Stratégies RSE, désillusion ou étape de la conduite du changement ?

17 octobre 2024

Stratégies RSE et préoccupations court terme s’opposent fortement, exigeant des dirigeants de garder le cap en faveur de la durabilité de l’environnement, condition sine qua non de celle de leur entreprise.

 

 

Si l’on en croit l’Institut français des administrateurs (IFA) et Ethics & Boards, la RSE (responsabilité sociale des entreprises) serait LA nouvelle priorité stratégique des conseils d’administration qui créent toujours plus de comités RSE, se préoccupent des compétences de leurs administrateurs en la matière et prennent de plus en plus d’engagements publics.

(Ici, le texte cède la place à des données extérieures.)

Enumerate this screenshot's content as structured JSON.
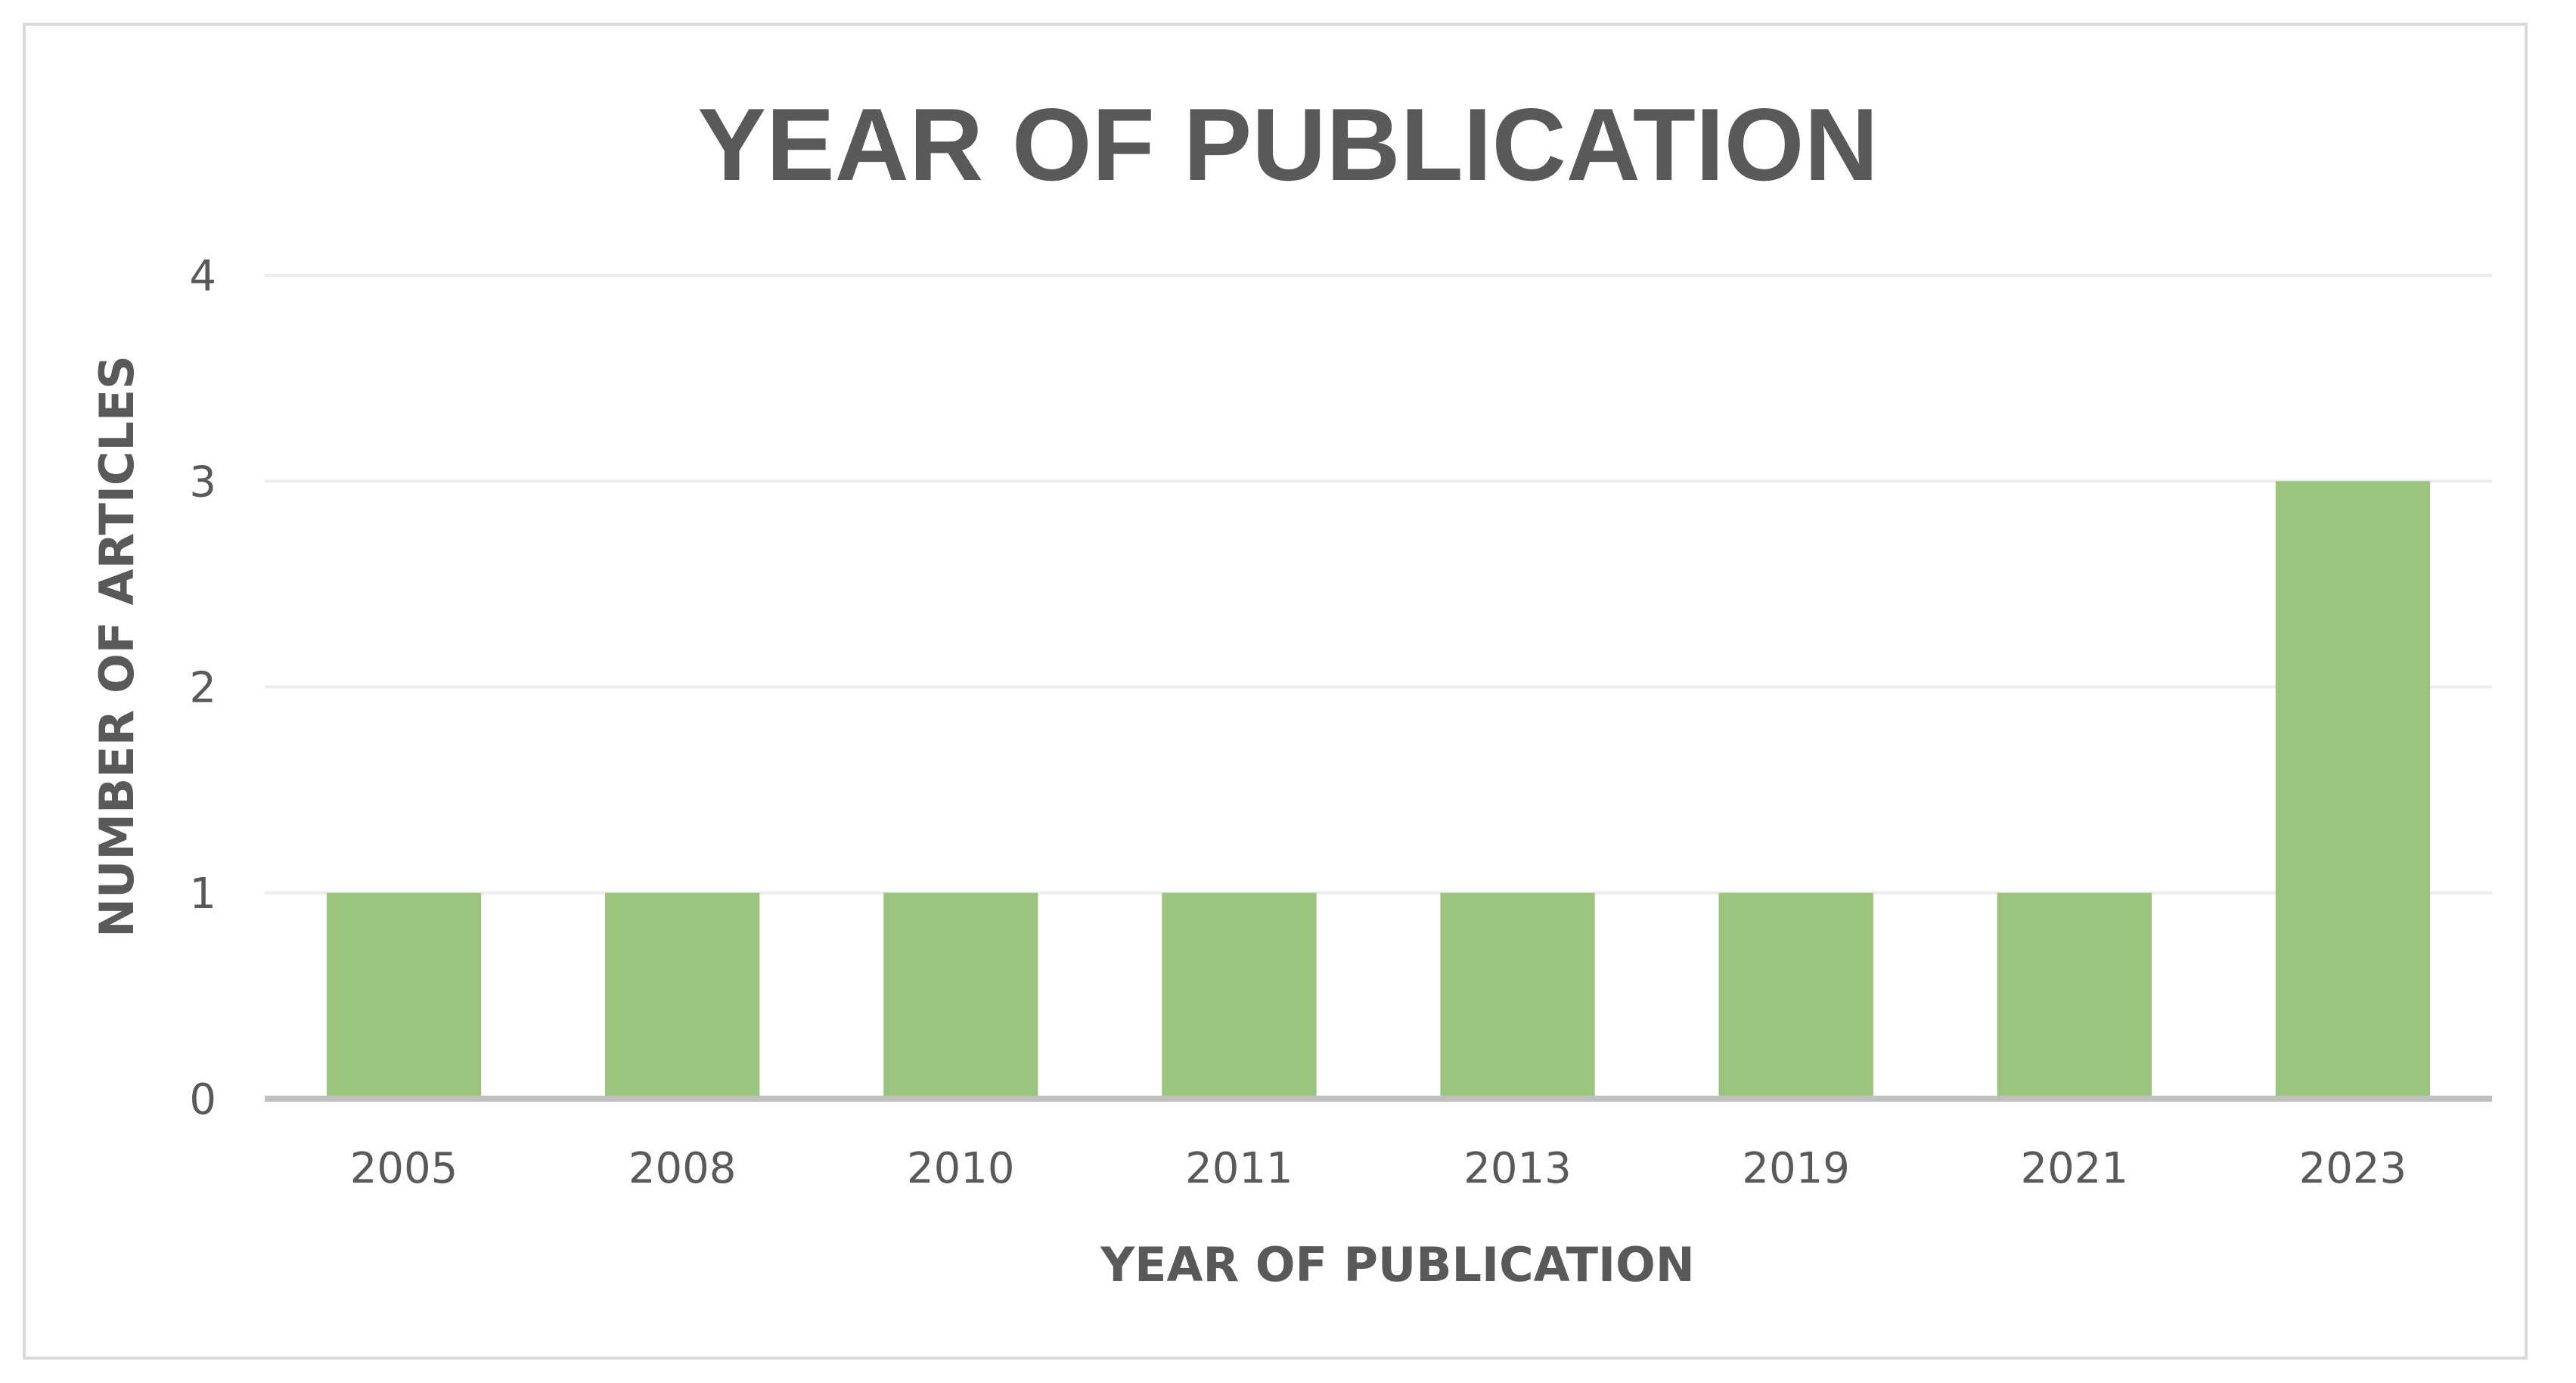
{
  "chart_data": {
    "type": "bar",
    "title": "YEAR OF PUBLICATION",
    "xlabel": "YEAR OF PUBLICATION",
    "ylabel": "NUMBER OF ARTICLES",
    "categories": [
      "2005",
      "2008",
      "2010",
      "2011",
      "2013",
      "2019",
      "2021",
      "2023"
    ],
    "values": [
      1,
      1,
      1,
      1,
      1,
      1,
      1,
      3
    ],
    "ylim": [
      0,
      4
    ],
    "yticks": [
      0,
      1,
      2,
      3,
      4
    ],
    "grid": true,
    "legend": "none",
    "bar_color": "#9bc57f"
  }
}
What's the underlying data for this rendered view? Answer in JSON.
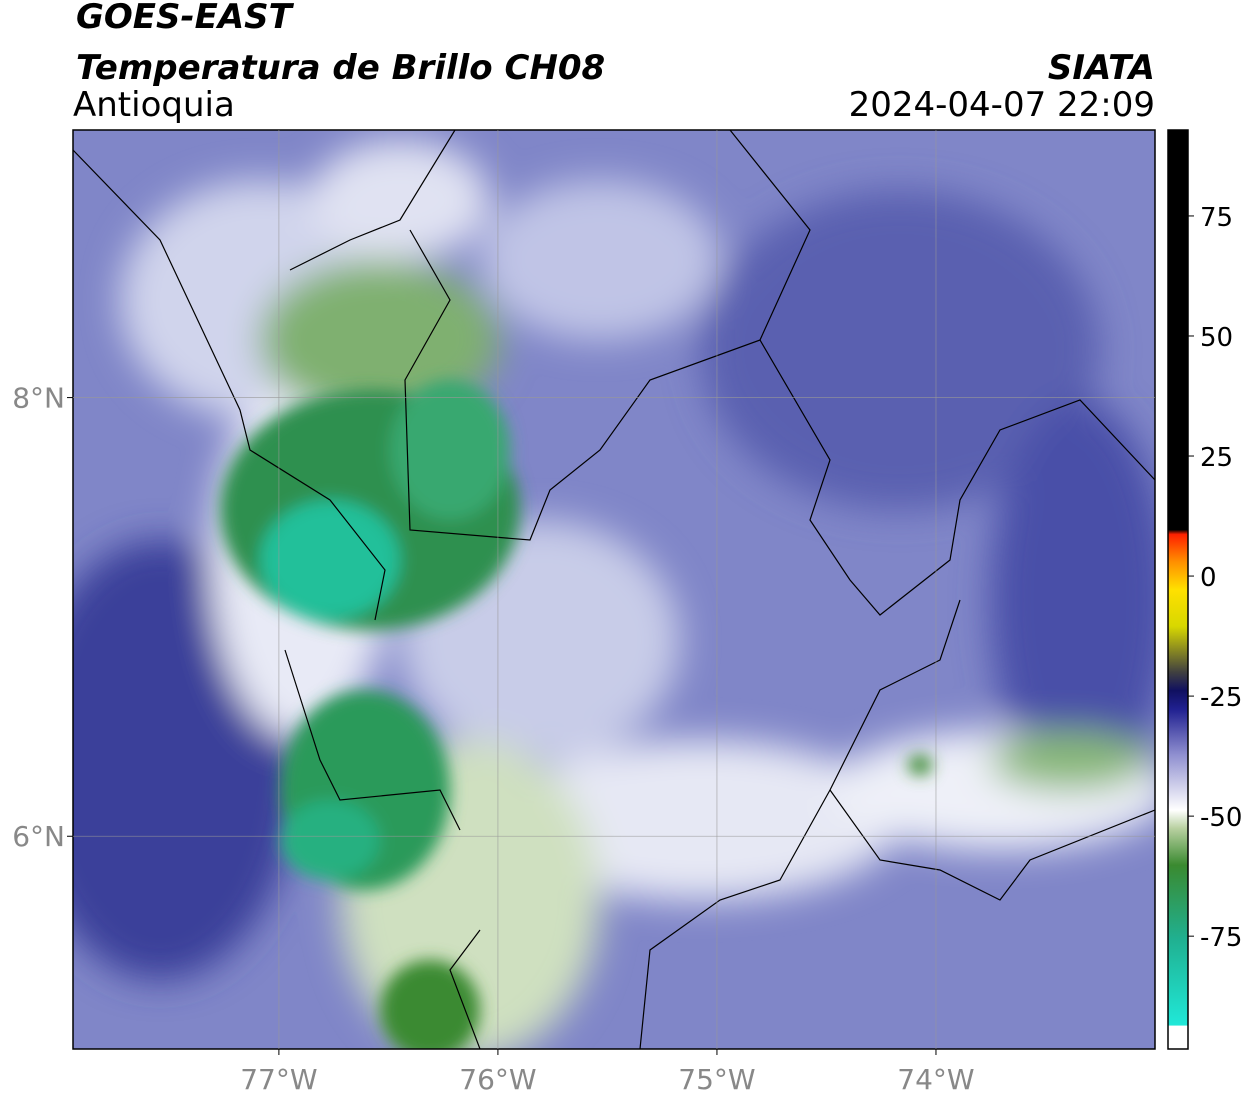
{
  "header": {
    "satellite": "GOES-EAST",
    "product": "Temperatura de Brillo CH08",
    "region": "Antioquia",
    "agency": "SIATA",
    "datetime": "2024-04-07 22:09"
  },
  "map": {
    "xlim": [
      -77.94,
      -73.0
    ],
    "ylim": [
      5.03,
      9.22
    ],
    "xticks": [
      {
        "value": -77,
        "label": "77°W"
      },
      {
        "value": -76,
        "label": "76°W"
      },
      {
        "value": -75,
        "label": "75°W"
      },
      {
        "value": -74,
        "label": "74°W"
      }
    ],
    "yticks": [
      {
        "value": 8,
        "label": "8°N"
      },
      {
        "value": 6,
        "label": "6°N"
      }
    ],
    "grid": true
  },
  "colorbar": {
    "lim": [
      -98.5,
      92.9
    ],
    "ticks": [
      75,
      50,
      25,
      0,
      -25,
      -50,
      -75
    ]
  }
}
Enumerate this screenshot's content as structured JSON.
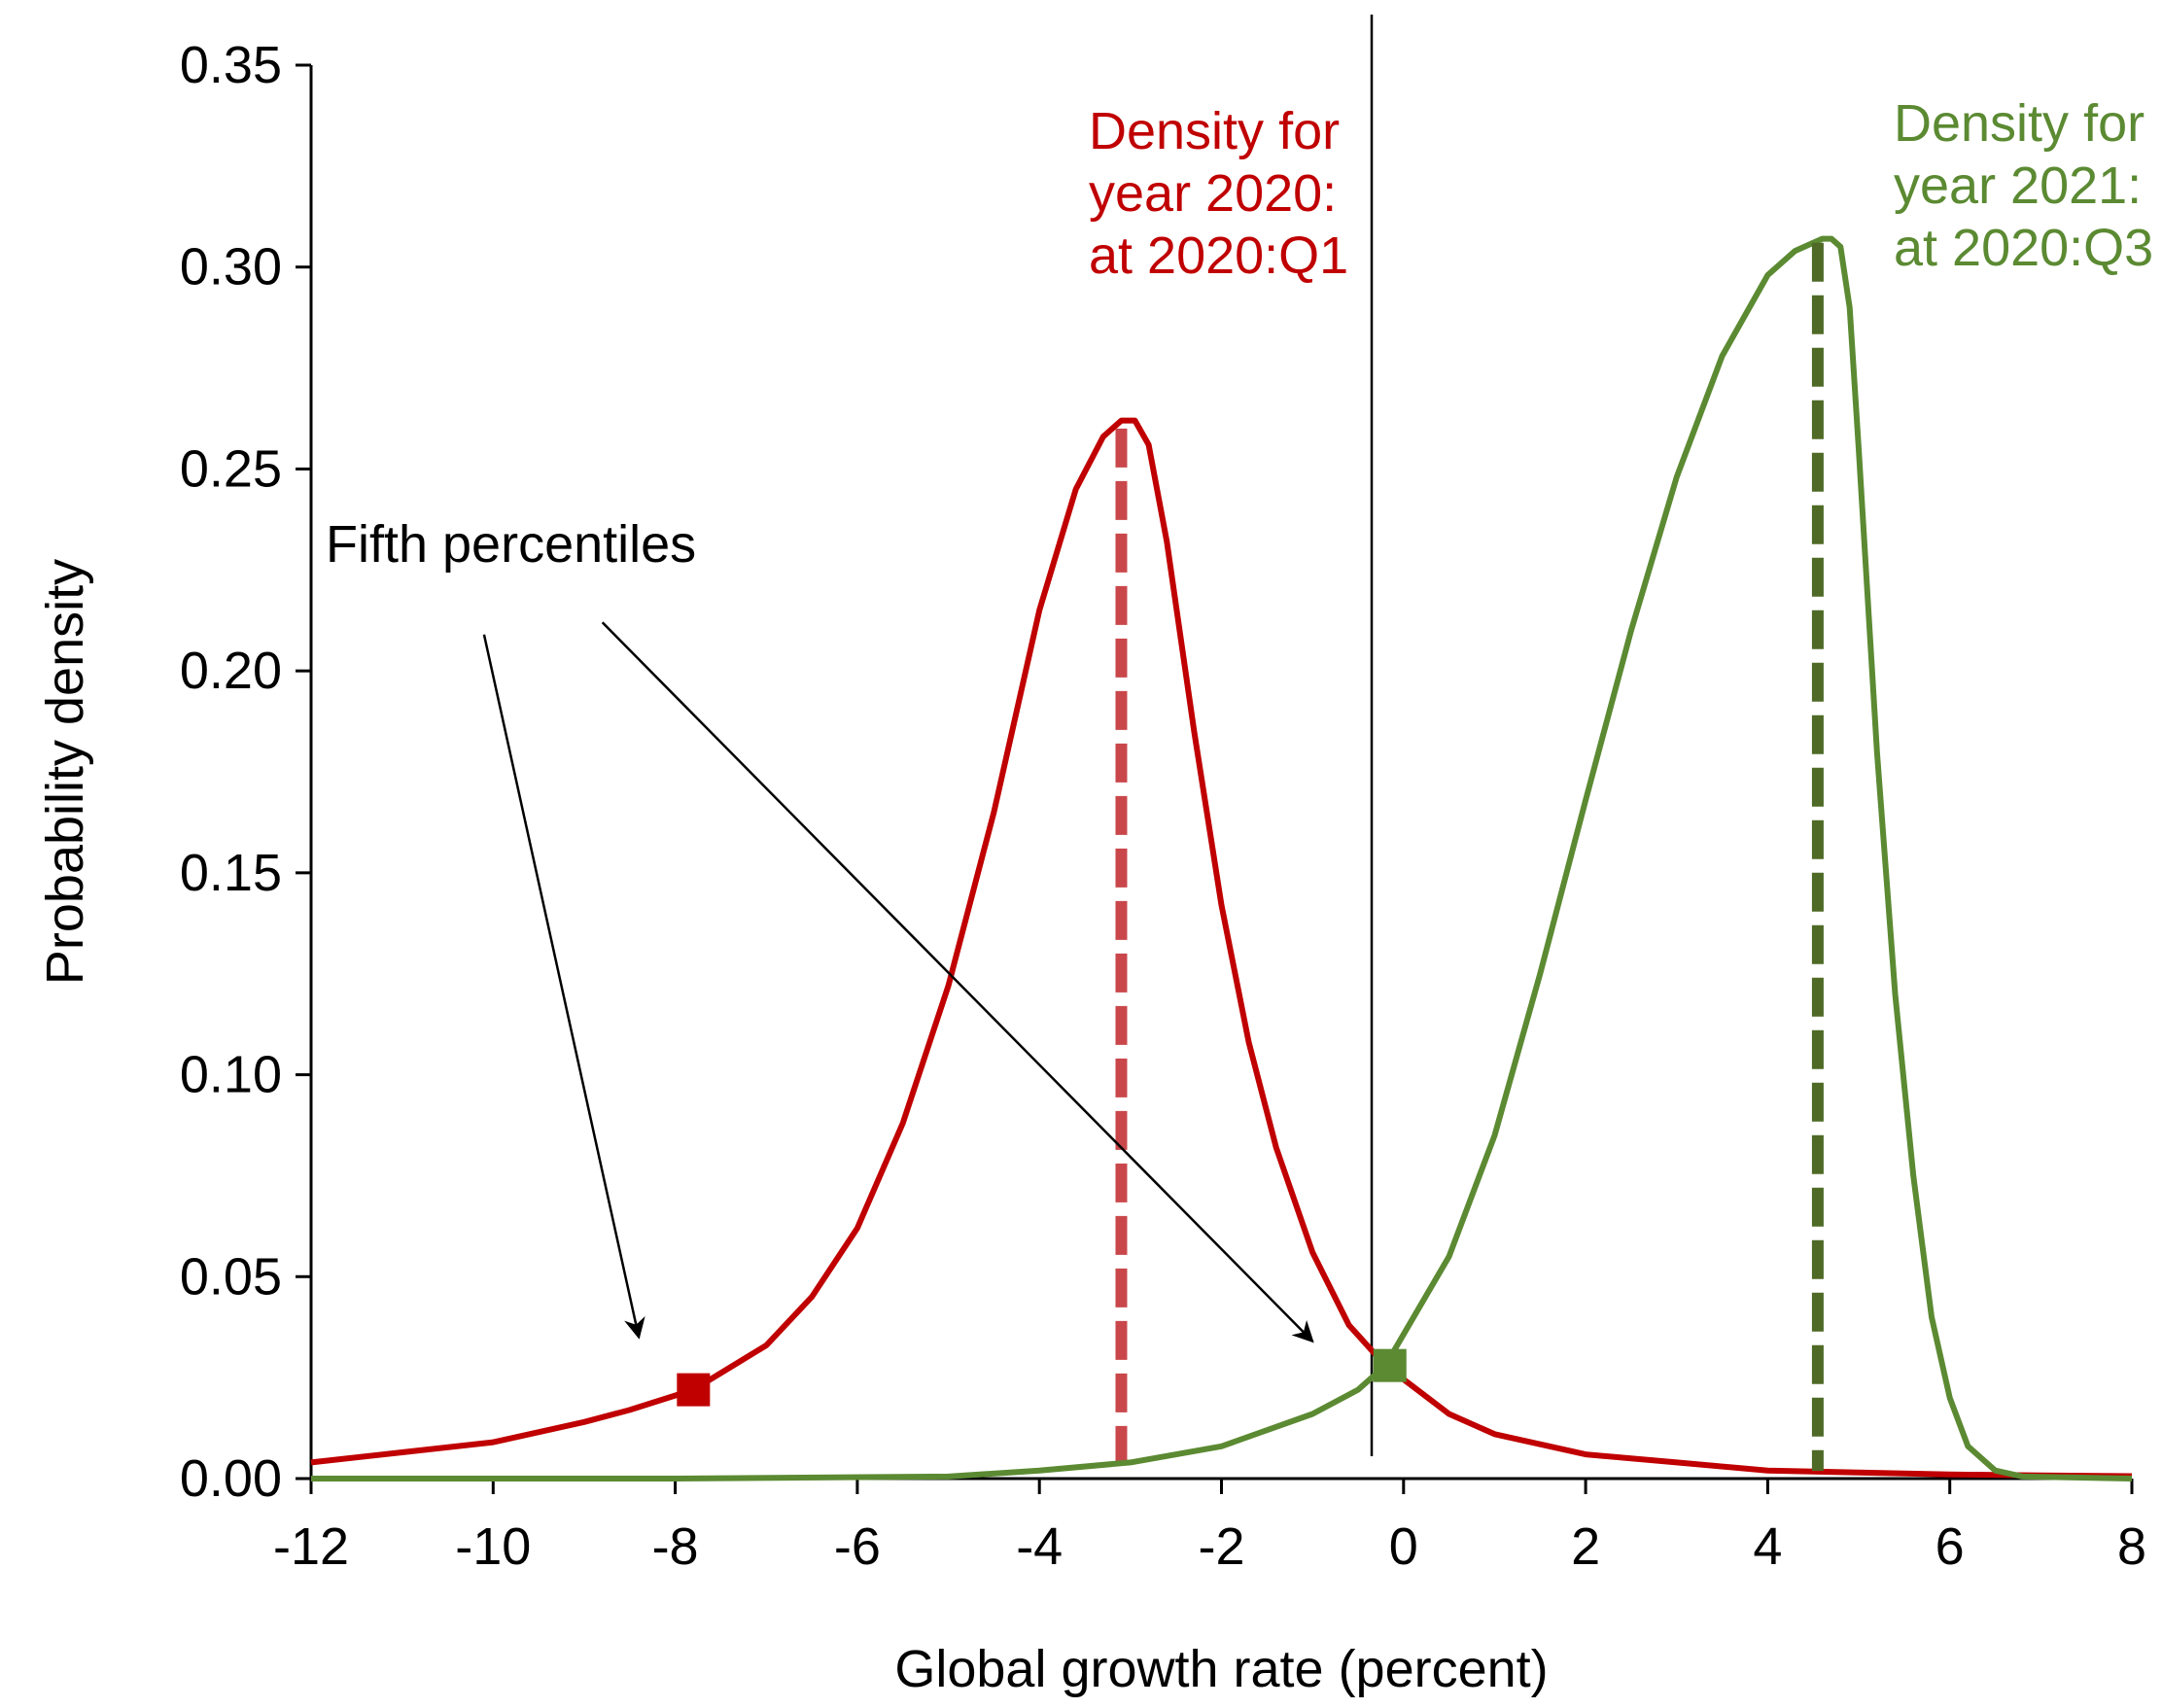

Mais il semble, d’après d’autres sources, que une fois traitée au niveau du conseil d’administration, la stratégie RSE des grandes entreprises fléchisse devant d’autres préoccupations. Bain & Company constate dans son enquête que l’enthousiasme de 2022/2023 a pris l’eau ces derniers mois. Certes le climat et la durabilité restent des questions de premier plan, mais l’intelligence artificielle (IA), l’inflation, l’instabilité géopolitique et la croissance ont suscité bien plus de réflexions et de projets.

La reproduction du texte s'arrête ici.